Op-Ed: Romney Myopic About Energy Challenge
Published in the The Providence Journal, August 31, 2012 (electronic) / September 7, 2012 (print)
With Hurricane Isaac flooding Louisiana and Mississippi coastal communities, the Republican Convention was an odd time for Mitt Romney to deride President Obama's concern about rising oceans. "President Obama promised to begin to slow the rise of oceans and to heal the planet," he scoffed. "My promise is to help you and your family."
As governor of Massachusetts, Romney authored an ambitious Climate Protection Plan for the state, setting clear targets for curbing greenhouse gas emissions. He acknowledged at the time that the measures outlined in his plan would "help our economy, our quality of life and the quality of our environment." Now he says we Americans shouldn't waste our time worrying about global warming.
Romney's current energy plan calls for "North American energy independence." Key features include mining more coal, fast-tracking mineral leases for oil and gas wells, quick approval of Keystone XL and other cross-border pipelines, and speeding up permits for new nuclear power plants.

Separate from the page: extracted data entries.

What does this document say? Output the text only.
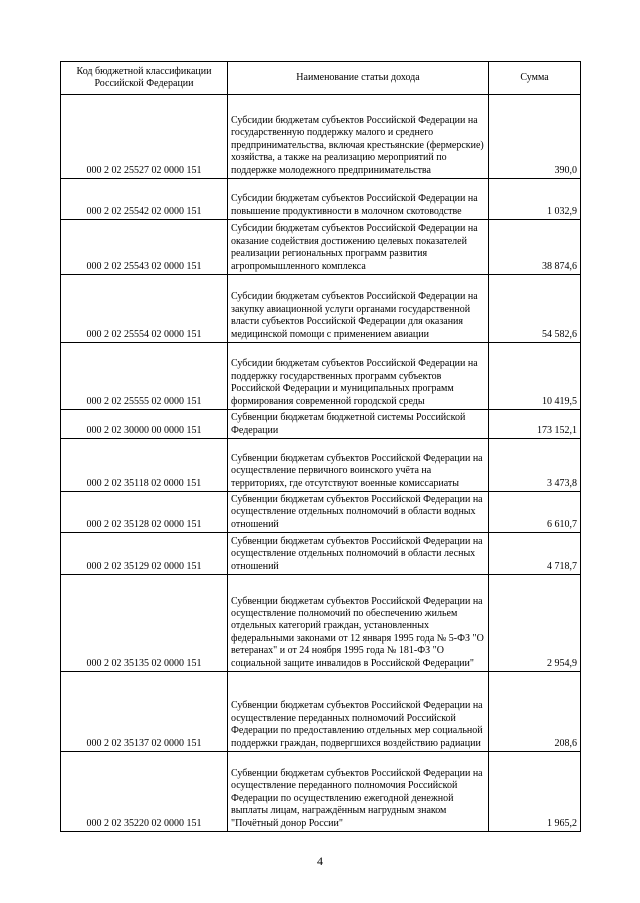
Код бюджетной классификации Российской Федерации	Наименование статьи дохода	Сумма
000 2 02 25527 02 0000 151	Субсидии бюджетам субъектов Российской Федерации на государственную поддержку малого и среднего предпринимательства, включая крестьянские (фермерские) хозяйства, а также на реализацию мероприятий по поддержке молодежного предпринимательства	390,0
000 2 02 25542 02 0000 151	Субсидии бюджетам субъектов Российской Федерации на повышение продуктивности в молочном скотоводстве	1 032,9
000 2 02 25543 02 0000 151	Субсидии бюджетам субъектов Российской Федерации на оказание содействия достижению целевых показателей реализации региональных программ развития агропромышленного комплекса	38 874,6
000 2 02 25554 02 0000 151	Субсидии бюджетам субъектов Российской Федерации на закупку авиационной услуги органами государственной власти субъектов Российской Федерации для оказания медицинской помощи с применением авиации	54 582,6
000 2 02 25555 02 0000 151	Субсидии бюджетам субъектов Российской Федерации на поддержку государственных программ субъектов Российской Федерации и муниципальных программ формирования современной городской среды	10 419,5
000 2 02 30000 00 0000 151	Субвенции бюджетам бюджетной системы Российской Федерации	173 152,1
000 2 02 35118 02 0000 151	Субвенции бюджетам субъектов Российской Федерации на осуществление первичного воинского учёта на территориях, где отсутствуют военные комиссариаты	3 473,8
000 2 02 35128 02 0000 151	Субвенции бюджетам субъектов Российской Федерации на осуществление отдельных полномочий в области водных отношений	6 610,7
000 2 02 35129 02 0000 151	Субвенции бюджетам субъектов Российской Федерации на осуществление отдельных полномочий в области лесных отношений	4 718,7
000 2 02 35135 02 0000 151	Субвенции бюджетам субъектов Российской Федерации на осуществление полномочий по обеспечению жильем отдельных категорий граждан, установленных федеральными законами от 12 января 1995 года № 5-ФЗ "О ветеранах" и от 24 ноября 1995 года № 181-ФЗ "О социальной защите инвалидов в Российской Федерации"	2 954,9
000 2 02 35137 02 0000 151	Субвенции бюджетам субъектов Российской Федерации на осуществление переданных полномочий Российской Федерации по предоставлению отдельных мер социальной поддержки граждан, подвергшихся воздействию радиации	208,6
000 2 02 35220 02 0000 151	Субвенции бюджетам субъектов Российской Федерации на осуществление переданного полномочия Российской Федерации по осуществлению ежегодной денежной выплаты лицам, награждённым нагрудным знаком "Почётный донор России"	1 965,2
4
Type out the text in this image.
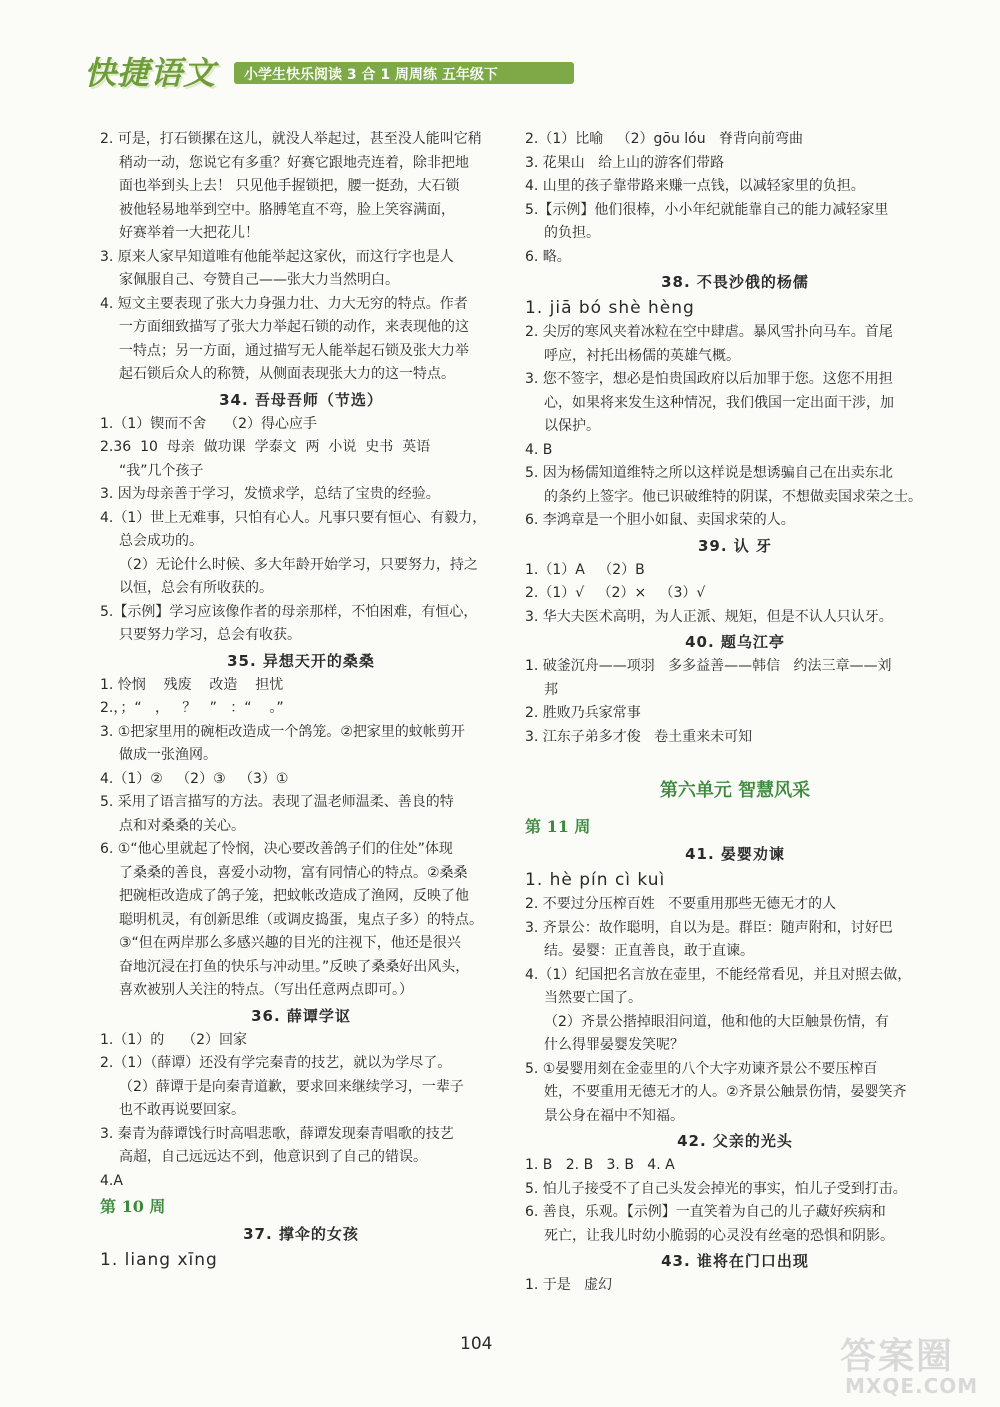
快捷语文 小学生快乐阅读 3 合 1 周周练 五年级下
2. 可是，打石锁摞在这儿，就没人举起过，甚至没人能叫它稍
稍动一动，您说它有多重？好赛它跟地壳连着，除非把地
面也举到头上去！ 只见他手握锁把，腰一挺劲，大石锁
被他轻易地举到空中。胳膊笔直不弯，脸上笑容满面，
好赛举着一大把花儿！
3. 原来人家早知道唯有他能举起这家伙，而这行字也是人
家佩服自己、夸赞自己——张大力当然明白。
4. 短文主要表现了张大力身强力壮、力大无穷的特点。作者
一方面细致描写了张大力举起石锁的动作，来表现他的这
一特点；另一方面，通过描写无人能举起石锁及张大力举
起石锁后众人的称赞，从侧面表现张大力的这一特点。
34. 吾母吾师（节选）
1.（1）锲而不舍    （2）得心应手
2.36  10  母亲  做功课  学泰文  两  小说  史书  英语
“我”几个孩子
3. 因为母亲善于学习，发愤求学，总结了宝贵的经验。
4.（1）世上无难事，只怕有心人。凡事只要有恒心、有毅力，
总会成功的。
（2）无论什么时候、多大年龄开始学习，只要努力，持之
以恒，总会有所收获的。
5.【示例】学习应该像作者的母亲那样，不怕困难，有恒心，
只要努力学习，总会有收获。
35. 异想天开的桑桑
1. 怜悯    残废    改造    担忧
2.，；“   ，   ？   ”   ：“    。”
3. ①把家里用的碗柜改造成一个鸽笼。②把家里的蚊帐剪开
做成一张渔网。
4.（1）②   （2）③   （3）①
5. 采用了语言描写的方法。表现了温老师温柔、善良的特
点和对桑桑的关心。
6. ①“他心里就起了怜悯，决心要改善鸽子们的住处”体现
了桑桑的善良，喜爱小动物，富有同情心的特点。②桑桑
把碗柜改造成了鸽子笼，把蚊帐改造成了渔网，反映了他
聪明机灵，有创新思维（或调皮捣蛋，鬼点子多）的特点。
③“但在两岸那么多感兴趣的目光的注视下，他还是很兴
奋地沉浸在打鱼的快乐与冲动里。”反映了桑桑好出风头，
喜欢被别人关注的特点。（写出任意两点即可。）
36. 薛谭学讴
1.（1）的    （2）回家
2.（1）（薛谭）还没有学完秦青的技艺，就以为学尽了。
（2）薛谭于是向秦青道歉，要求回来继续学习，一辈子
也不敢再说要回家。
3. 秦青为薛谭饯行时高唱悲歌，薛谭发现秦青唱歌的技艺
高超，自己远远达不到，他意识到了自己的错误。
4.A
第 10 周
37. 撑伞的女孩
1. liang xīng
2.（1）比喻   （2）gōu lóu   脊背向前弯曲
3. 花果山   给上山的游客们带路
4. 山里的孩子靠带路来赚一点钱，以减轻家里的负担。
5.【示例】他们很棒，小小年纪就能靠自己的能力减轻家里
的负担。
6. 略。
38. 不畏沙俄的杨儒
1. jiā bó shè hèng
2. 尖厉的寒风夹着冰粒在空中肆虐。暴风雪扑向马车。首尾
呼应，衬托出杨儒的英雄气概。
3. 您不签字，想必是怕贵国政府以后加罪于您。这您不用担
心，如果将来发生这种情况，我们俄国一定出面干涉，加
以保护。
4. B
5. 因为杨儒知道维特之所以这样说是想诱骗自己在出卖东北
的条约上签字。他已识破维特的阴谋，不想做卖国求荣之士。
6. 李鸿章是一个胆小如鼠、卖国求荣的人。
39. 认 牙
1.（1）A   （2）B
2.（1）√   （2）×   （3）√
3. 华大夫医术高明，为人正派、规矩，但是不认人只认牙。
40. 题乌江亭
1. 破釜沉舟——项羽   多多益善——韩信   约法三章——刘
邦
2. 胜败乃兵家常事
3. 江东子弟多才俊   卷土重来未可知
第六单元 智慧风采
第 11 周
41. 晏婴劝谏
1. hè pín cì kuì
2. 不要过分压榨百姓   不要重用那些无德无才的人
3. 齐景公：故作聪明，自以为是。群臣：随声附和，讨好巴
结。晏婴：正直善良，敢于直谏。
4.（1）纪国把名言放在壶里，不能经常看见，并且对照去做，
当然要亡国了。
（2）齐景公揩掉眼泪问道，他和他的大臣触景伤情，有
什么得罪晏婴发笑呢？
5. ①晏婴用刻在金壶里的八个大字劝谏齐景公不要压榨百
姓，不要重用无德无才的人。②齐景公触景伤情，晏婴笑齐
景公身在福中不知福。
42. 父亲的光头
1. B   2. B   3. B   4. A
5. 怕儿子接受不了自己头发会掉光的事实，怕儿子受到打击。
6. 善良，乐观。【示例】一直笑着为自己的儿子藏好疾病和
死亡，让我儿时幼小脆弱的心灵没有丝毫的恐惧和阴影。
43. 谁将在门口出现
1. 于是   虚幻
104	答案圈
MXQE.COM
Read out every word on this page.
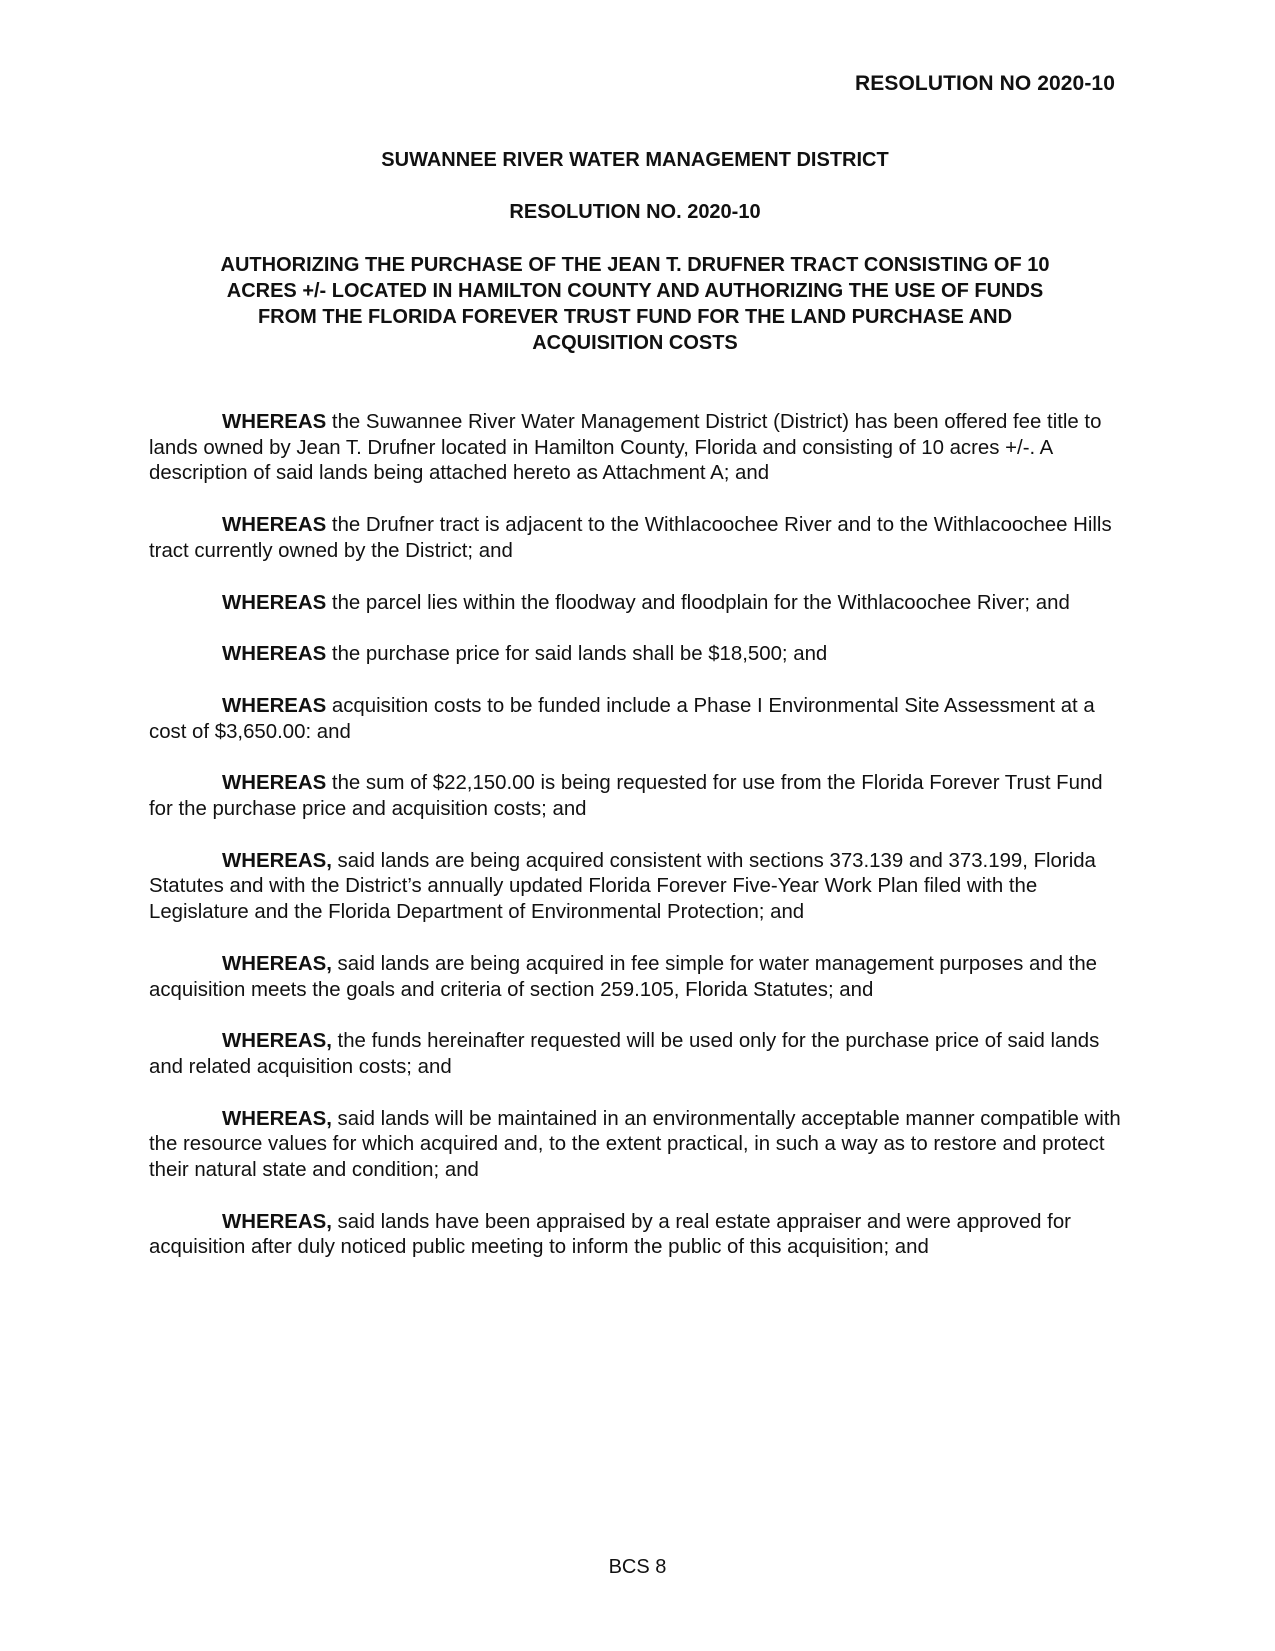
RESOLUTION NO 2020-10
SUWANNEE RIVER WATER MANAGEMENT DISTRICT
RESOLUTION NO. 2020-10
AUTHORIZING THE PURCHASE OF THE JEAN T. DRUFNER TRACT CONSISTING OF 10
ACRES +/- LOCATED IN HAMILTON COUNTY AND AUTHORIZING THE USE OF FUNDS
FROM THE FLORIDA FOREVER TRUST FUND FOR THE LAND PURCHASE AND
ACQUISITION COSTS

WHEREAS the Suwannee River Water Management District (District) has been offered fee title to lands owned by Jean T. Drufner located in Hamilton County, Florida and consisting of 10 acres +/-. A description of said lands being attached hereto as Attachment A; and

WHEREAS the Drufner tract is adjacent to the Withlacoochee River and to the Withlacoochee Hills tract currently owned by the District; and

WHEREAS the parcel lies within the floodway and floodplain for the Withlacoochee River; and

WHEREAS the purchase price for said lands shall be $18,500; and

WHEREAS acquisition costs to be funded include a Phase I Environmental Site Assessment at a cost of $3,650.00: and

WHEREAS the sum of $22,150.00 is being requested for use from the Florida Forever Trust Fund for the purchase price and acquisition costs; and

WHEREAS, said lands are being acquired consistent with sections 373.139 and 373.199, Florida Statutes and with the District’s annually updated Florida Forever Five-Year Work Plan filed with the Legislature and the Florida Department of Environmental Protection; and

WHEREAS, said lands are being acquired in fee simple for water management purposes and the acquisition meets the goals and criteria of section 259.105, Florida Statutes; and

WHEREAS, the funds hereinafter requested will be used only for the purchase price of said lands and related acquisition costs; and

WHEREAS, said lands will be maintained in an environmentally acceptable manner compatible with the resource values for which acquired and, to the extent practical, in such a way as to restore and protect their natural state and condition; and

WHEREAS, said lands have been appraised by a real estate appraiser and were approved for acquisition after duly noticed public meeting to inform the public of this acquisition; and

BCS 8
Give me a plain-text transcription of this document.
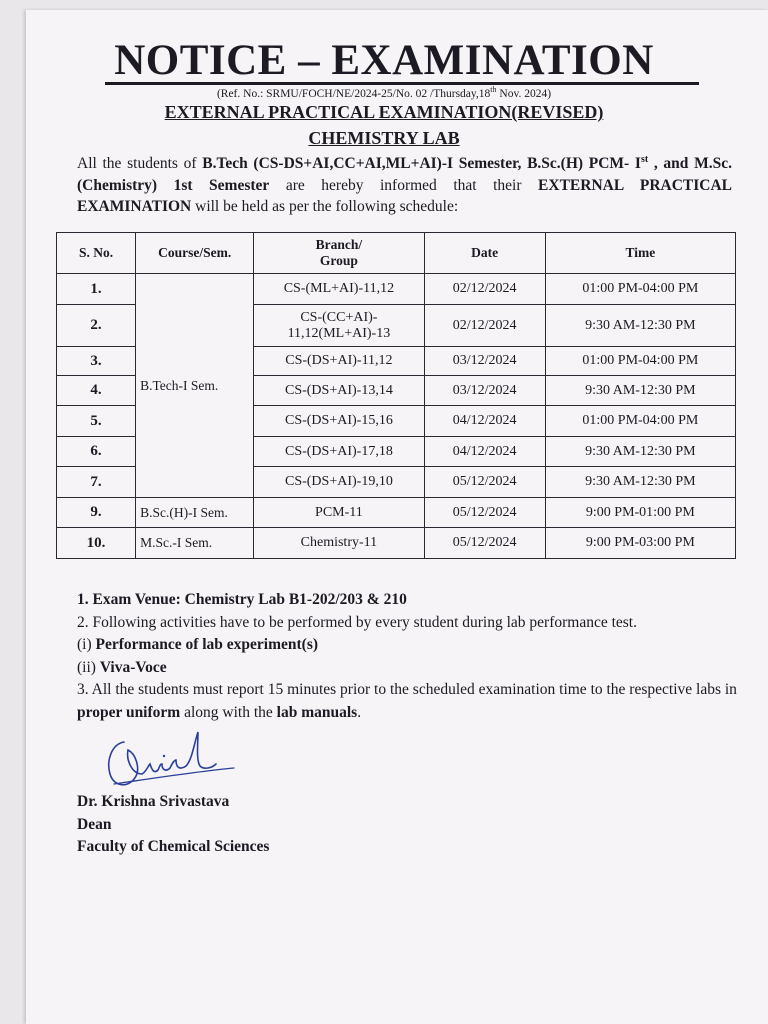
NOTICE – EXAMINATION
(Ref. No.: SRMU/FOCH/NE/2024-25/No. 02 /Thursday,18th Nov. 2024)
EXTERNAL PRACTICAL EXAMINATION(REVISED)
CHEMISTRY LAB
All the students of B.Tech (CS-DS+AI,CC+AI,ML+AI)-I Semester, B.Sc.(H) PCM- Ist , and M.Sc. (Chemistry) 1st Semester are hereby informed that their EXTERNAL PRACTICAL EXAMINATION will be held as per the following schedule:
S. No.	Course/Sem.	Branch/
Group	Date	Time
1.	B.Tech-I Sem.	CS-(ML+AI)-11,12	02/12/2024	01:00 PM-04:00 PM
2.		CS-(CC+AI)-
11,12(ML+AI)-13	02/12/2024	9:30 AM-12:30 PM
3.		CS-(DS+AI)-11,12	03/12/2024	01:00 PM-04:00 PM
4.		CS-(DS+AI)-13,14	03/12/2024	9:30 AM-12:30 PM
5.		CS-(DS+AI)-15,16	04/12/2024	01:00 PM-04:00 PM
6.		CS-(DS+AI)-17,18	04/12/2024	9:30 AM-12:30 PM
7.		CS-(DS+AI)-19,10	05/12/2024	9:30 AM-12:30 PM
9.	B.Sc.(H)-I Sem.	PCM-11	05/12/2024	9:00 PM-01:00 PM
10.	M.Sc.-I Sem.	Chemistry-11	05/12/2024	9:00 PM-03:00 PM

1. Exam Venue: Chemistry Lab B1-202/203 & 210

2. Following activities have to be performed by every student during lab performance test.

(i) Performance of lab experiment(s)

(ii) Viva-Voce

3. All the students must report 15 minutes prior to the scheduled examination time to the respective labs in proper uniform along with the lab manuals.

Dr. Krishna Srivastava
Dean
Faculty of Chemical Sciences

Climate change is never mentioned, and instead of honing America's competitive edge in the fast-growing global market for renewable energy, he mocks President Obama's "imaginary world where government-subsidized windmills and solar panels could power the economy."
The Republican presidential nominee takes no issue with the billions of dollars in federal revenues lost each year to tax breaks for oil and gas producers. Yet he readily dismisses the estimated 37,000 jobs that the wind industry will lose if Congress lets the federal production tax credit for new wind projects lapse at the end of this year. He claims that wind and solar should compete on their own, without government support. Why shouldn't fossil fuels do the same?
The National Renewable Energy Laboratory estimates that we could be drawing 80 percent of our total electricity needs from renewable resources by 2050. The sun and the wind alone could fuel nearly half of our total power needs by mid-century, the lab says, using equipment that is commercially available today.
Energy independence is a worthy aspiration, but we should pursue it in a manner that doesn't ride roughshod over other important values. Coherent governance of federal lands is one of those threatened values. Romney wants to back the federal government out of the mineral leasing business, boasting that states can do a much quicker job of opening up public lands to energy exploitation. He proudly points to South Dakota, where he says permitting for new oil and gas wells takes only 10 days. Do we really want hasty and haphazard environmental review to become the new national standard for mineral extraction on nearly a billion acres of land now governed by federal law?
Romney's "Drill baby drill" ambitions extend beyond our nation's shores. His platform calls for "aggressively" opening up our U.S. ocean waters to oil and gas exploration, starting with federal waters off Virginia and the Carolinas. Is this the same man who, as Massachusetts governor, opposed the Cape Wind offshore wind farm because of its visual impacts when seen from the state's shoreline, five miles from the nearest turbine? Presidential candidate Romney seems to see thousands of giant drilling platforms off our Atlantic and Pacific shores very differently, as proud emblems of American energy prowess. Given the risk of catastrophic spills, proven all too real by the BP Horizon disaster, we need to proceed with caution, not aggression, as we weigh the pros and cons of expanded offshore drilling.
The next four years present an energy opportunity that America can ill-afford to squander. We need a president who will elevate our ambitions, not bury them in policies that deepen our costly reliance on outmoded, non-renewable fuel sources.